Now Nakamura's pride radiated as she introduced the heterotype prototype.
"Not a common exoskeleton or simple suit," she explained. A hologram showed an armored silhouette like ancient plated armor rendered in modern alloy.
"This is the experimental heterotype. Skeleton employs Militech's latest exoskeleton tech—graphene-infused titanium-tantalum honeycomb. Density is one-fifth of steel, tensile strength 63 GPa. Joints incorporate non-Newtonian fluid dampers: on impact, micro-particles instantly crystallize to dissipate kinetic energy as heat."
"The shell is inspired by Arasaka single-soldier armor—3D-printed self-healing liquid metal with melting point 3620°C. Damaged areas induce metal-glass phase shift via embedded nanobots and repair at 1.2 cm³/sec. Surface covered by plasma stealth coating—an optical-camouflage upgrade—able to warp visible light and radar signatures by modulating electron density."

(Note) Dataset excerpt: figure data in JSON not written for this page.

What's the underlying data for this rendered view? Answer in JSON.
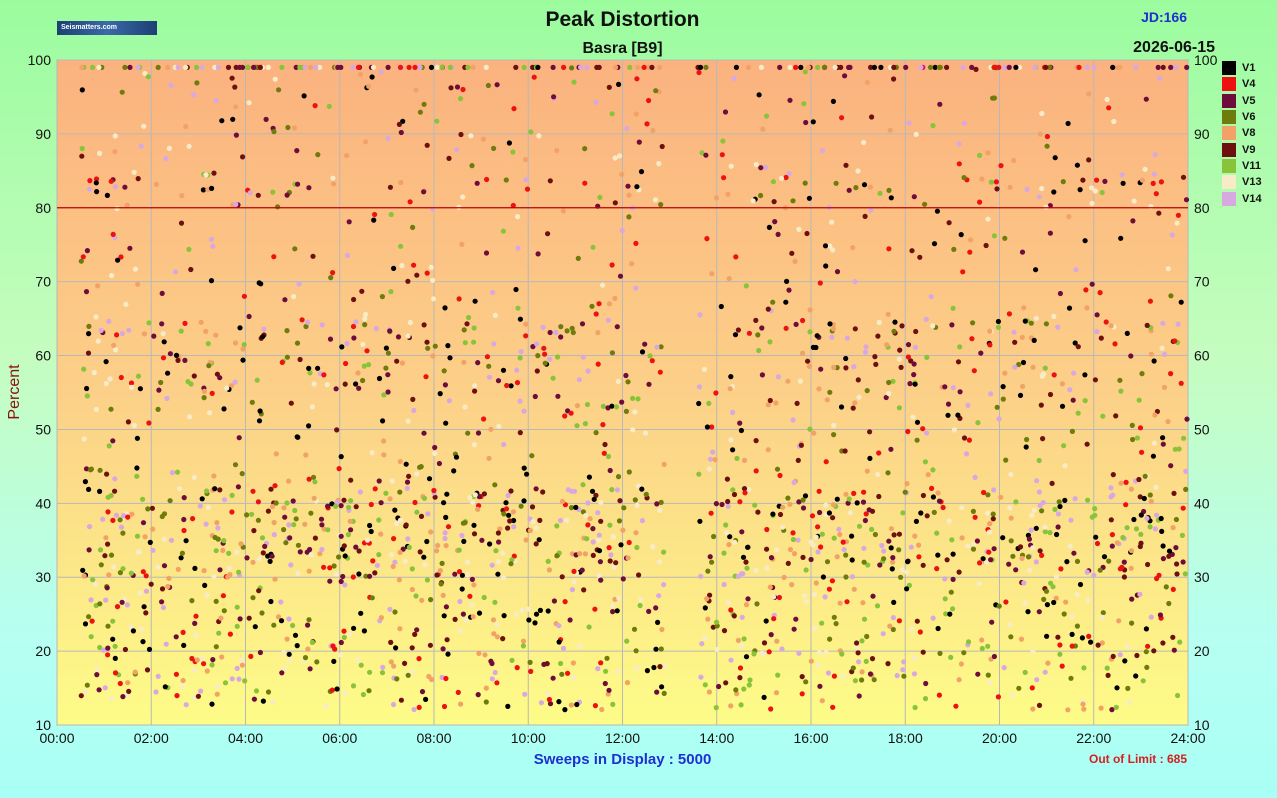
{
  "title": "Peak Distortion",
  "subtitle": "Basra  [B9]",
  "jd_label": "JD:166",
  "date_label": "2026-06-15",
  "logo_text": "Seismatters.com",
  "sweeps_label": "Sweeps in Display : ",
  "sweeps_value": "5000",
  "out_of_limit_label": "Out of Limit : 685",
  "chart_data": {
    "type": "scatter",
    "ylabel": "Percent",
    "xlim": [
      "00:00",
      "24:00"
    ],
    "ylim": [
      10,
      100
    ],
    "x_ticks": [
      "00:00",
      "02:00",
      "04:00",
      "06:00",
      "08:00",
      "10:00",
      "12:00",
      "14:00",
      "16:00",
      "18:00",
      "20:00",
      "22:00",
      "24:00"
    ],
    "y_ticks": [
      10,
      20,
      30,
      40,
      50,
      60,
      70,
      80,
      90,
      100
    ],
    "limit_line": 80,
    "grid": true,
    "legend_position": "right",
    "series": [
      {
        "name": "V1",
        "color": "#000000"
      },
      {
        "name": "V4",
        "color": "#ee1111"
      },
      {
        "name": "V5",
        "color": "#6e0c3c"
      },
      {
        "name": "V6",
        "color": "#6e7c0c"
      },
      {
        "name": "V8",
        "color": "#f2a266"
      },
      {
        "name": "V9",
        "color": "#6e1010"
      },
      {
        "name": "V11",
        "color": "#88c43a"
      },
      {
        "name": "V13",
        "color": "#f8ecc8"
      },
      {
        "name": "V14",
        "color": "#d8a8e0"
      }
    ]
  }
}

"Power systems plagued us—until Kang Tao's portable battery tech rescued us. We now integrate Kang Tao's Zhu Long-II D-T fusion cell: via magnetically constrained inertial compression, reaction cavity compressed to ping-pong ball size. One charge yields peak 3.2 terawatts, continuous operation for 72 hours. Energy distribution uses quantum topological routing: prioritizes ion pulse thrusters, electromagnetic muscle bundles, and shield generator."
"Previous energy designs remain compatible—back-mounted silicon carbide thermoelectric harvesters recoup heat differentials and kinetic energy; an emergency spinal bio-battery can catalyze blood glucose for 30 minutes of emergency power. Those modules increase bulk and reduce mobility; equipping decisions will be field-dependent."

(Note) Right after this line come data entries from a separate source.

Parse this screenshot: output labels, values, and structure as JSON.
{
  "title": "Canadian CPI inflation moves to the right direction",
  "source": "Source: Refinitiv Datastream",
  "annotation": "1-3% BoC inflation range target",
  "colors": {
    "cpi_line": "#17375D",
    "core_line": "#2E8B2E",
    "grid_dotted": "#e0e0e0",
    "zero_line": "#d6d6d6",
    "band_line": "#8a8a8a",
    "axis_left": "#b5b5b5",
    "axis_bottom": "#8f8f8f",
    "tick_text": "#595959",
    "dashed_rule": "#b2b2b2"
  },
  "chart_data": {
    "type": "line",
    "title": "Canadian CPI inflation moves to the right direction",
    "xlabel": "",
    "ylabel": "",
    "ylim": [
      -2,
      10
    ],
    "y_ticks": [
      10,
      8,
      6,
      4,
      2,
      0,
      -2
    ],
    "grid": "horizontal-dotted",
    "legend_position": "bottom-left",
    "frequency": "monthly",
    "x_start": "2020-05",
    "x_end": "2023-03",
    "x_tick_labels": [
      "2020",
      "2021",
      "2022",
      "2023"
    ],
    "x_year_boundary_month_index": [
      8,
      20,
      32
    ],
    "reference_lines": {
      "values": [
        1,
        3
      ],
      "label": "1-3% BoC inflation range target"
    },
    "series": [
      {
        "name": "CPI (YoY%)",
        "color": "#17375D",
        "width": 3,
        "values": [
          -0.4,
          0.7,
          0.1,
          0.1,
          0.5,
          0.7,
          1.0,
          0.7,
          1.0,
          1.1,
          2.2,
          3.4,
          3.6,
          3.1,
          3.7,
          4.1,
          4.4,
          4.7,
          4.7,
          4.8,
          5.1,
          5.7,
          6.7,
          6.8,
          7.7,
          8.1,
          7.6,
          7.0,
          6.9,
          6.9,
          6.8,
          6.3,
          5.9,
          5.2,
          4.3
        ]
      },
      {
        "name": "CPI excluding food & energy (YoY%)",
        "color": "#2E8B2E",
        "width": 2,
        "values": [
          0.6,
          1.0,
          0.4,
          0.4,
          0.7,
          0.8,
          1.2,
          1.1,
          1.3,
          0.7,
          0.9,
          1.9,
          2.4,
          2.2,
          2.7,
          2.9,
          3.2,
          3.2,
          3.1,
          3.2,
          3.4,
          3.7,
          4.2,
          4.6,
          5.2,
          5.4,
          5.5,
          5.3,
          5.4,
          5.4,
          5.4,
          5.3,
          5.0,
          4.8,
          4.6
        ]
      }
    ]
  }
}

"With Kang Tao energy tech, we can now realize the shield system. It generates hexagonal EM deflection nodes covering the suit: superconducting coils generate a 5 Tesla toroidal field capable of diverting 90% of kinetic weapons and charged particle beams. For lasers, the outer armor vaporizes within 10 ns to form ablative plasma clouds—scatter ratio 87.3%—effectively all-around invulnerability."
V raised an eyebrow. "Control?"
"Neural direct interface—Biotechnica's 2048-channel flexible electrode array. Latency under 0.1 ms. Problem: brain load huge. To control normally you need 200–300 petaFLOPS; full performance demands 500 petaFLOPS or more. The former might be achieved with training; the latter exceeds brain limits. I recommend downgrading channels to 1024—latency to 0.3 ms, computational demand halved."

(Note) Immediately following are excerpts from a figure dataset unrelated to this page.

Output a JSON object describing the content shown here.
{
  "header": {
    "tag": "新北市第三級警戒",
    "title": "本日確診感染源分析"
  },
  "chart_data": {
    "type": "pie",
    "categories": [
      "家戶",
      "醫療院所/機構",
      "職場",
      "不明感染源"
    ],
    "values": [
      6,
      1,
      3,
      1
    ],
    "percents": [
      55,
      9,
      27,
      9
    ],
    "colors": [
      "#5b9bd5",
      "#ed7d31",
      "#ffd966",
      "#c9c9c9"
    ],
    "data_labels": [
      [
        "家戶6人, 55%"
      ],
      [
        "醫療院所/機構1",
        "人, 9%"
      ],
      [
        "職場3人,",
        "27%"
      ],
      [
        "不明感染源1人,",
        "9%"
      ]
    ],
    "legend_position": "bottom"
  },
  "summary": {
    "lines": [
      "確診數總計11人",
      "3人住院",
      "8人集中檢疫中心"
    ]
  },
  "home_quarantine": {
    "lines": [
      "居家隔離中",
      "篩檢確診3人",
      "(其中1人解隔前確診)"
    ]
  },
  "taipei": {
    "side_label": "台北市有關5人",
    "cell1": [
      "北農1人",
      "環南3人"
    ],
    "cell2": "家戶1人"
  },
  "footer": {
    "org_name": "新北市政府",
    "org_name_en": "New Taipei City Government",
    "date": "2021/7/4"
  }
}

"No need. I'll handle compute. Just finish manufacturing." V's voice turned into an order.
Kayo bowed. "Yes, ma'am."
V surprised her by smiling faintly. "You were the one who planned to buy a gun to rob a data bank, right? Nakamura Kayo? I knew you were talented, but you rising to chief designer—impressive. Take care of heterotype production. And your son—still in school, right? How's he doing? Need help?"
Kayo froze, then replied in a rush: "He's graduated—he's been admitted to Arasaka Academy."
V's eyes softened a touch. "Good. I'll have David look after him. If his grades hold, I'll make sure he gets into Arasaka."
For the first time, Kayo felt a stir of defiance toward V. "Deputy Director V, can't my son avoid Arasaka?"
"And go where?" V asked.
"I want him here—with you."
"You sure? It's not glamorous."
"If he doesn't want it, I'll break his legs and chain him here," Kayo said dead serious.
V couldn't help laughing—this was pure mother logic.
She meant to say something parenting-wise but had no experience, then Xu arrived.
"V—your wounds aren't healed. Don't run around." He scolded.
Okay, retract earlier comment—she had a big kid now.
"All surface wounds. Moving helps healing," V said. "You rushed here—what's up?"
"Koch asked me to bring you to her." He winked. "She made a new drug. It helps your injuries."
This wasn't surface damage—it was neural injury.
V understood. "Let's go. I want to hear good news."